Environment Magazine

Biodiversity Needs More Than Just Unwanted Leftovers

Posted on the 27 February 2014 by Bradshaw @conservbytes

calm oceanThe real measure of conservation progress, on land or in the sea, is how much biodiversity we save from threatening processes.

A new paper co-authored by Memorial University’s Dr Rodolphe Devillers and an international group of researchers argues that established global marine protected areas are too often a case of all show with no substance and do not adequately protect the most vulnerable areas of the world’s oceans.

“There is a big pressure internationally to expand global MPA coverage from around 3 % of the oceans to 10 %, resulting in a race from countries to protect large and often unused portions of their territorial waters for a minimal political cost,” said Mr. Devillers. “Marine protected areas are the cornerstone of marine conservation, but we are asking whether picking low-hanging fruit really makes a difference in the long-term, or if smaller areas currently under threat should be protected before, or at the same time as, those larger areas that are relatively inaccessible and therefore less used by people.

“We need to stop measuring conservation success in terms of square kilometres,” he added. “The real measure of conservation progress, on land or in the sea, is how much biodiversity we save from threatening processes. Metrics such as square kilometres or percentages of jurisdictions are notoriously unreliable in telling us about the true purpose of protected areas.”

The paper, Reinventing residual reserves in the sea: are we favouring ease of establishment over need for protection?, is the first comprehensive study to compare where MPAs are placed in relation to human extractive activities, such as fishing, and oil and gas.

Dr Devillers and his colleagues argue that the global pattern of MPAs appears to favour residual places – those with the least promise for commercial uses. Protection is therefore not provided to species and ecosystems that are most susceptible to threatening processes. Consequently – and conveniently – this residual approach tends to keep financial and political costs to a minimum.

An example the study looks at in more detail is the MPAs announced in November 2012 by the previous Australian government. The government maintained the initiative would protect more than a third of Australia’s marine waters for the future. Beyond the impressive number, a more detailed analysis of the distribution of those MPAs clearly shows bias in protection, with a strong will from the government to minimise the impact on existing fishing and oil and gas exploration and extraction, arguably making little difference to conservation. Australia’s new MPAs are biased towards deeper waters that are under relatively minor threat, leaving other areas vulnerable to commercial fishing and the extraction of oil and gas. Ecosystems and species in these more vulnerable areas are still in decline.

“The newly elected Australian government is already reviewing the 2012 MPAS because it thinks the price is too high for the fishing industry,” Dr. Devillers said. “Our team criticises those MPAs because we think the price paid is too low to protect marine ecosystems. Too often we are merely putting band-aids on ecosystems that are in critical, if not terminal, condition.”

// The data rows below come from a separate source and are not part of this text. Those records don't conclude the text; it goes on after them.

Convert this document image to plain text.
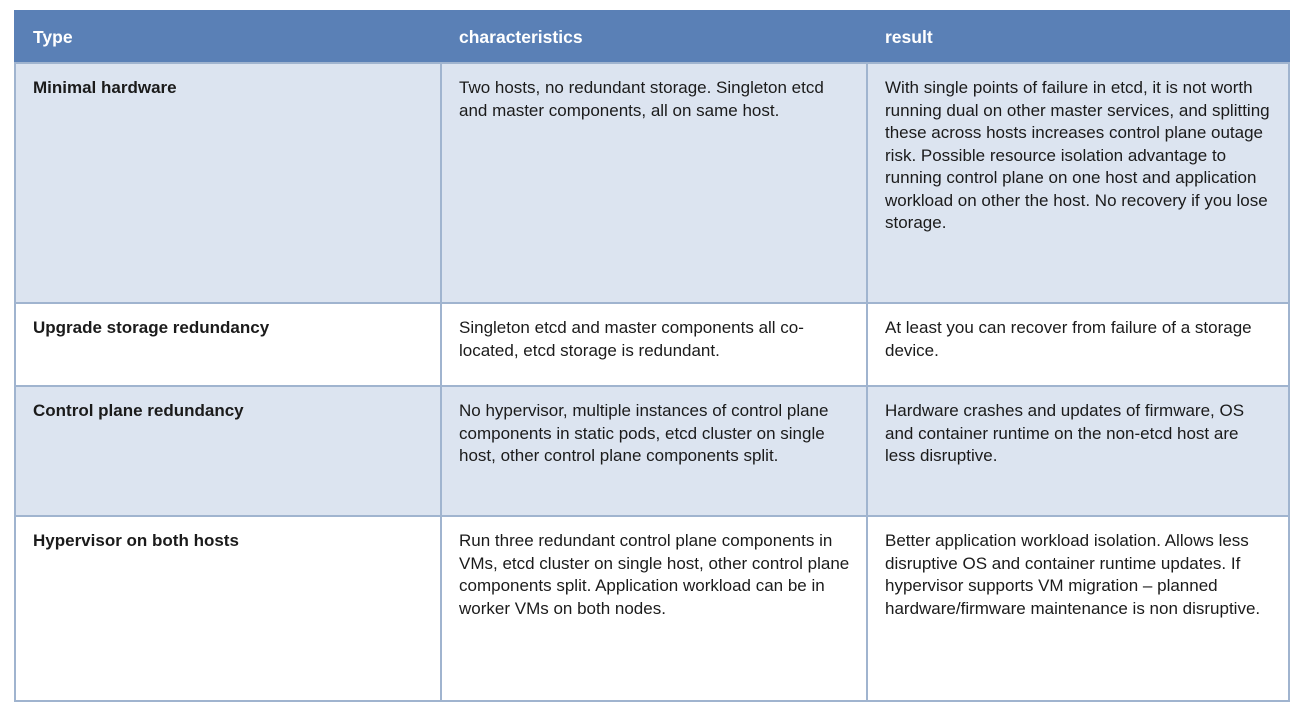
Type	characteristics	result
Minimal hardware	Two hosts, no redundant storage. Singleton etcd and master components, all on same host.	With single points of failure in etcd, it is not worth running dual on other master services, and splitting these across hosts increases control plane outage risk. Possible resource isolation advantage to running control plane on one host and application workload on other the host. No recovery if you lose storage.
Upgrade storage redundancy	Singleton etcd and master components all co-located, etcd storage is redundant.	At least you can recover from failure of a storage device.
Control plane redundancy	No hypervisor, multiple instances of control plane components in static pods, etcd cluster on single host, other control plane components split.	Hardware crashes and updates of firmware, OS and container runtime on the non-etcd host are less disruptive.
Hypervisor on both hosts	Run three redundant control plane components in VMs, etcd cluster on single host, other control plane components split. Application workload can be in worker VMs on both nodes.	Better application workload isolation. Allows less disruptive OS and container runtime updates. If hypervisor supports VM migration – planned hardware/firmware maintenance is non disruptive.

The authors recommend a simple four-step framework of questions for planners and policy-makers to help reverse the emerging residual tendency of MPAs and to maximise conservation effectiveness, protecting against what they call “perverse outcomes of the least-cost approach.”

“In addition to being of value to humans, marine ecosystems oceans have a right to be protected,” said Dr Devillers. “However, there is a major cost to society for protecting marine biodiversity. By not paying that cost, we are standing by while our natural ecosystems degrade.”